宇野は団体SP→個人戦の“王道”で金メダルを狙う。右は樋口コーチ

【韓国・江陵8日発】どちらが正解なのか。9日開幕の平昌五輪では、激戦が予想されるフィギュアスケート男子で有力選手たちの「ルート」に注目が集まっている。9日から始まる団体で、日本は男子ショートプログラム(SP)に宇野昌磨(20=トヨタ自動車)を起用した。右足首故障からの回復途上にある羽生結弦(23=ANA)は団体戦を回避。一方で四大陸選手権王者の金博洋(20=中国)は個人戦優先で欠場の見通しで、有力選手たちはそれぞれのルートでシングルの金メダルを狙う。

 団体戦の男子SPでは宇野、ネーサン・チェン(18=米国)が激突。両者ともSPのみの出場と見られ、ソチ五輪で羽生が金メダルを獲得したのと同じパターンだ。その羽生は右足首のケガからの復帰に向け団体戦には参加せず、個人戦に向けて調整している。世界選手権2度優勝のハビエル・フェルナンデス(26=スペイン)は自国が出場権を逃したため、団体戦は当初から予定にない。
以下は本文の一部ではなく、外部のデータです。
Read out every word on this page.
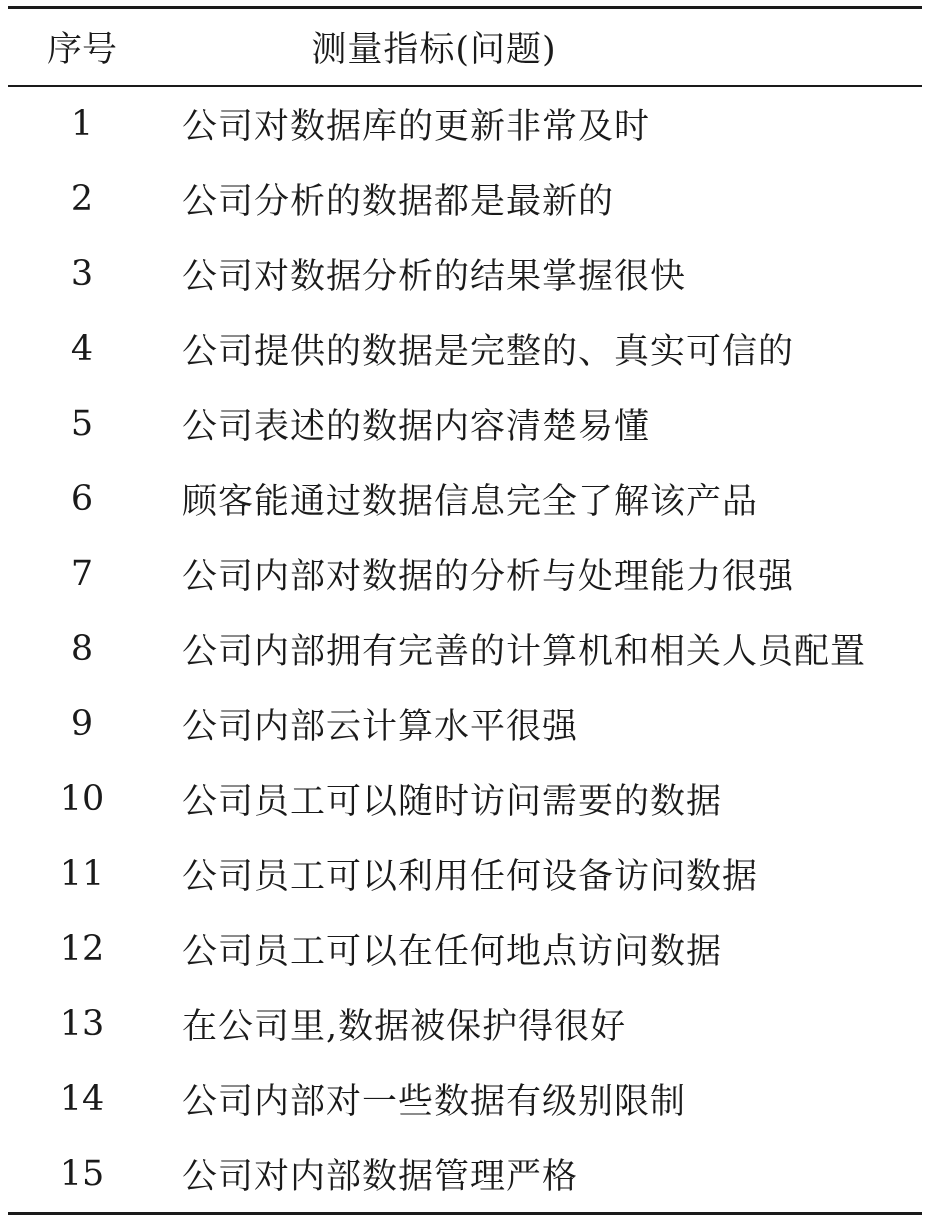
序号	测量指标(问题)
1	公司对数据库的更新非常及时
2	公司分析的数据都是最新的
3	公司对数据分析的结果掌握很快
4	公司提供的数据是完整的、真实可信的
5	公司表述的数据内容清楚易懂
6	顾客能通过数据信息完全了解该产品
7	公司内部对数据的分析与处理能力很强
8	公司内部拥有完善的计算机和相关人员配置
9	公司内部云计算水平很强
10	公司员工可以随时访问需要的数据
11	公司员工可以利用任何设备访问数据
12	公司员工可以在任何地点访问数据
13	在公司里,数据被保护得很好
14	公司内部对一些数据有级别限制
15	公司对内部数据管理严格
 そうしたなか、自ら団体戦欠場を選ぶ形となるのが、直前の四大陸選手権で宇野を破って優勝した中国の金博洋だ。現地を訪れている中国メディアは「金は(団体戦の)フリーにも出ない」と言い切った。

 対照的に元世界王者でソチ五輪銀メダルのパトリック・チャン(27=カナダ)はSP、フリーともに出場の見通し。4年前には“皇帝”エフゲニー・プルシェンコ(35=ロシア)がSP、フリーに出場し、団体金メダルに貢献したが、個人戦は腰のケガで棄権という例がある。
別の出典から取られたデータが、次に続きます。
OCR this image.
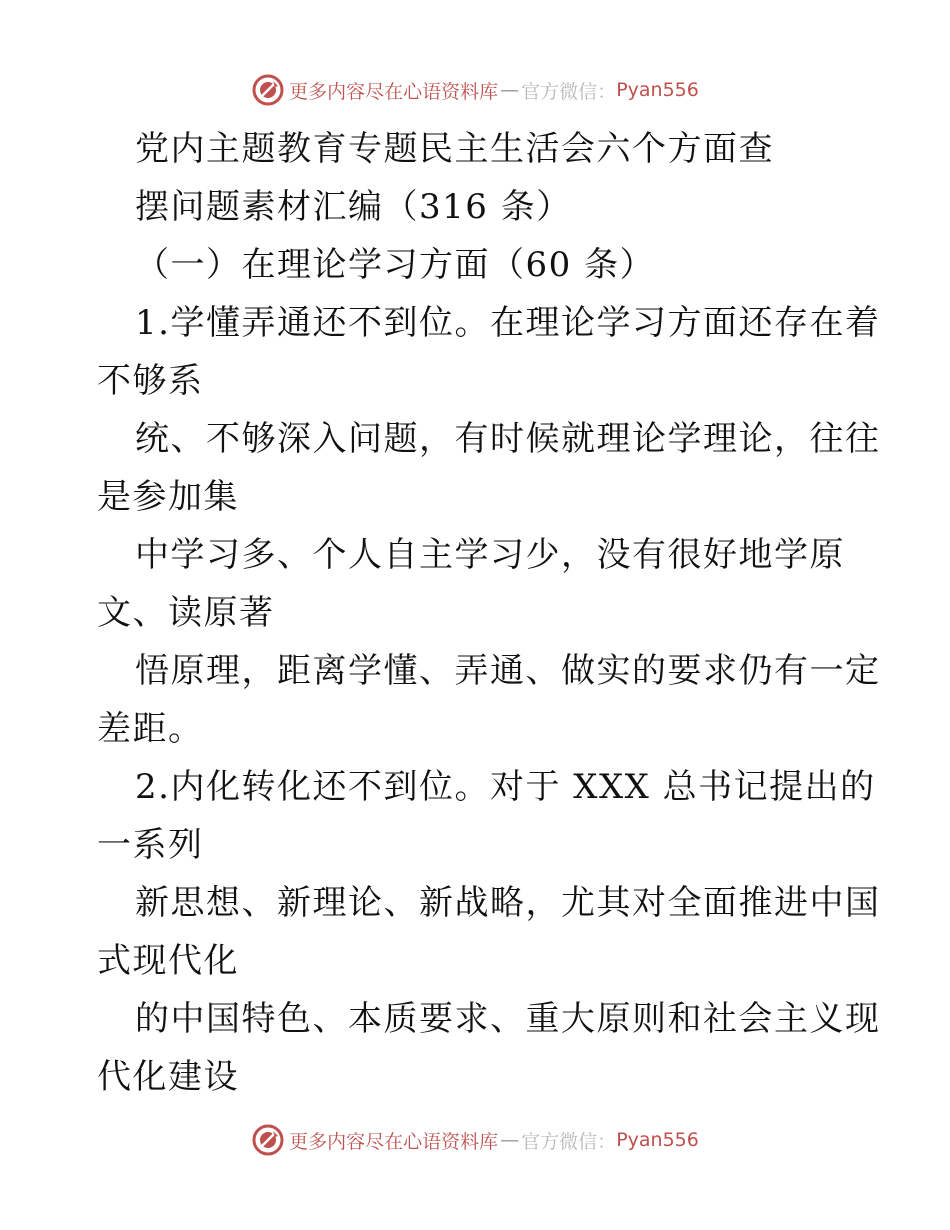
更多内容尽在心语资料库 — 官方微信： Pyan556
党内主题教育专题民主生活会六个方面查
摆问题素材汇编（316 条）
（一）在理论学习方面（60 条）
1.学懂弄通还不到位。在理论学习方面还存在着
不够系
统、不够深入问题，有时候就理论学理论，往往
是参加集
中学习多、个人自主学习少，没有很好地学原
文、读原著
悟原理，距离学懂、弄通、做实的要求仍有一定
差距。
2.内化转化还不到位。对于 XXX 总书记提出的
一系列
新思想、新理论、新战略，尤其对全面推进中国
式现代化
的中国特色、本质要求、重大原则和社会主义现
代化建设
更多内容尽在心语资料库 — 官方微信： Pyan556
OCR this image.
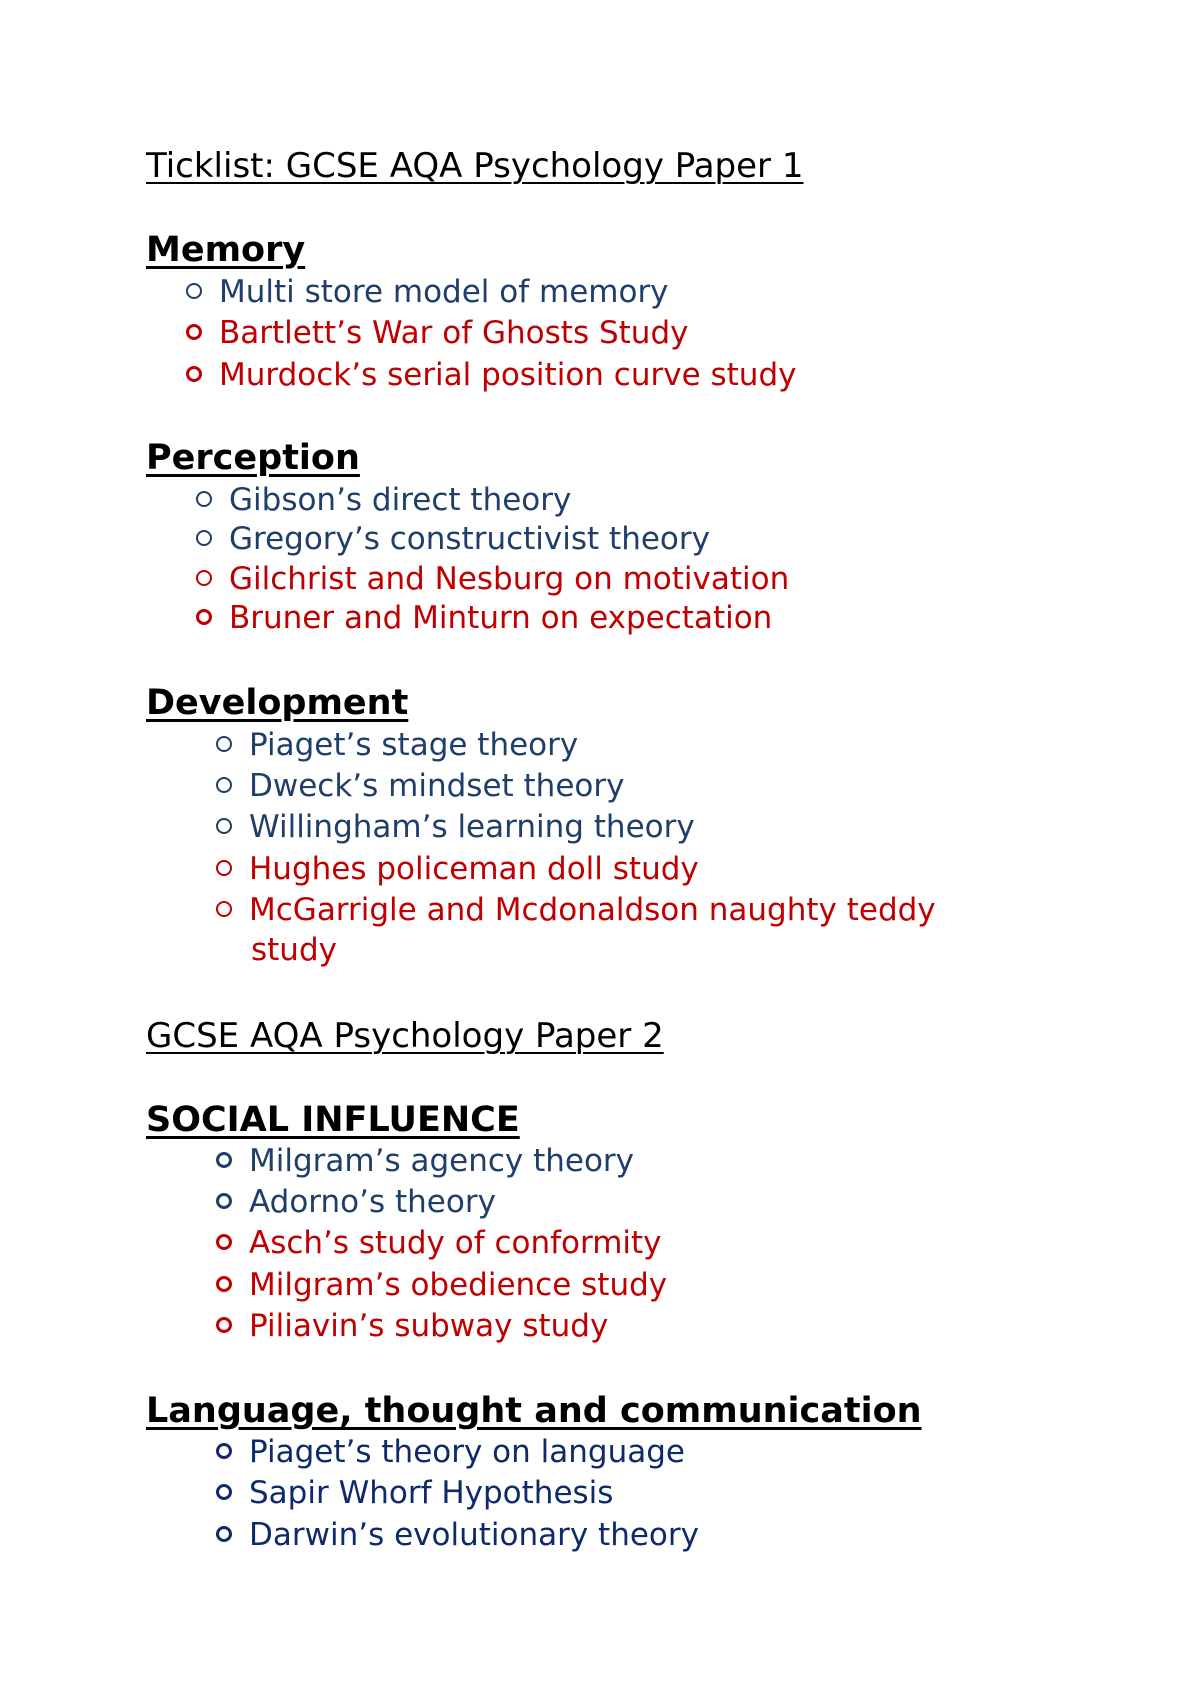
Ticklist: GCSE AQA Psychology Paper 1
Memory
Multi store model of memory
Bartlett’s War of Ghosts Study
Murdock’s serial position curve study
Perception
Gibson’s direct theory
Gregory’s constructivist theory
Gilchrist and Nesburg on motivation
Bruner and Minturn on expectation
Development
Piaget’s stage theory
Dweck’s mindset theory
Willingham’s learning theory
Hughes policeman doll study
McGarrigle and Mcdonaldson naughty teddy
study
GCSE AQA Psychology Paper 2
SOCIAL INFLUENCE
Milgram’s agency theory
Adorno’s theory
Asch’s study of conformity
Milgram’s obedience study
Piliavin’s subway study
Language, thought and communication
Piaget’s theory on language
Sapir Whorf Hypothesis
Darwin’s evolutionary theory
 前回ソチ五輪から始まった団体戦に出るのか、出ないのか? 個人戦に向けた調整という意味では大きな選択となる。元国際審判員でフィギュア解説者の杉田秀男氏(83)は「現地に入ると、氷上での練習時間がどうしても制限される。ホームリンクで直前まで調整したい選手は団体戦を欠場しているのではないか」と指摘する。団体戦と個人戦が続くのは五輪独自の試合形式。調整だけを考えれば、団体戦をパスする選択には十分にメリットがある。そのうえで「国や選手によって団体戦に対する価値観が違う」(杉田氏)。中国はペアの金メダル候補、隋文静(22)、韓聡(25)組も団体戦欠場が濃厚。「本来、団体戦での実力は同程度」だが、日本はほぼベストメンバー、中国は主力温存と全く違う起用法となった。

 一方で、団体戦に出るメリットもある。杉田氏によれば「五輪のリンクを経験できるのはプラス材料。初出場の選手は特にそうでしょう。同じ会場でも練習と観客が入った時では氷の温度も違うので、一度でも滑っていることは大きい」。いずれを選んだ場合でも、一長一短があるというわけだ。

 団体戦は参加10チームのうち、半分の5チームがフリーに進出する形式。日本の小林芳子監督(62)は「フリーに進むことが大きな目標。次に本人の希望、今のコンディションを考えて選びました」と宇野の起用理由を説明。出る選択をしたからにはそのメリットを最大限に生かして、個人戦の金メダルにつなげたいところだ。